RINC: Real-Time Inference-based Network Diagnosis in the Cloud

January 5, 2015
Cloud tenants experience performance problems due to issues
within their virtual machines (VMs) or within the cloud
infrastructure. To offer good and predictable performance,
cloud providers must be able to detect and diagnose performance
problems in real time. However, existing cloud
diagnosis techniques are either unable to detect problems
in the tenant’s VMs or are too costly. We argue that rather
than collecting all statistics, cloud diagnosis should proceed
in phases, with each phase selectively collecting heavier
weight measurements. To this end, we introduce a set of
novel techniques for inferring the internal state of a VM’s
midstream network connections which allows us to accurately
collect measurements at any point during a connection.
Our framework, RINC, runs within the hypervisor,
using these techniques to selectively monitor a tenant’s connections.

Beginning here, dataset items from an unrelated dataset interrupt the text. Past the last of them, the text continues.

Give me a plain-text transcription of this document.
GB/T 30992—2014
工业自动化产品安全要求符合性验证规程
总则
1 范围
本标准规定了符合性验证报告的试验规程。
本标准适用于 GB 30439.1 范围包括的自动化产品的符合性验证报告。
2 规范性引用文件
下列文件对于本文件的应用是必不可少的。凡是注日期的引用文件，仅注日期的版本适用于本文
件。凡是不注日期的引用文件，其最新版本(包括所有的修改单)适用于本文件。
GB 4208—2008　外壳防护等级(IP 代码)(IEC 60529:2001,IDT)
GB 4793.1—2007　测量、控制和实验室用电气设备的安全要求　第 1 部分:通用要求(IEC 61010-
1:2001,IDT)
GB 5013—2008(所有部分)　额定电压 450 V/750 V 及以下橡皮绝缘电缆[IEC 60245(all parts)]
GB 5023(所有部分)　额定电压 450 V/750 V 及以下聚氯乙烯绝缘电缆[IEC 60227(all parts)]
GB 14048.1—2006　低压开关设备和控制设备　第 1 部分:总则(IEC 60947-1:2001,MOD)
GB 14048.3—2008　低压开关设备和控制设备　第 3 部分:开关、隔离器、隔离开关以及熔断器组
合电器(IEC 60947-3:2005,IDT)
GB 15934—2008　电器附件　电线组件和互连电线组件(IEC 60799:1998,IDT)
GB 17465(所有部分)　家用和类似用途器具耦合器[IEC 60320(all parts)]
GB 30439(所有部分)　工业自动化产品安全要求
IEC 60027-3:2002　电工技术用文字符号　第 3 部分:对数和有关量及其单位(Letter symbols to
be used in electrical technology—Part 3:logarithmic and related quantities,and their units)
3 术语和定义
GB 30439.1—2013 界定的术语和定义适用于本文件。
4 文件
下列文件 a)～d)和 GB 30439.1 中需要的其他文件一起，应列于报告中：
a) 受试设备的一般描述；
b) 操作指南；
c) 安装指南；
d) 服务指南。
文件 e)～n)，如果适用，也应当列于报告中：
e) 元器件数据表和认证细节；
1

RINC provides a simple query interface to its cloud-wide
platform that allows cloud operators to easily write diagnosis
applications. We evaluate RINC on a testbed and with
a simulator using a combination of real data center traces
and synthetic workloads. Our evaluations validate RINC’s
accuracy and show that, by being selective, RINC is able
to scale to a cloud with 100K physical servers or 1Million
VMs. Moreover we demonstrate RINC’s flexibility and expressibility
by implementing five diagnosis applications.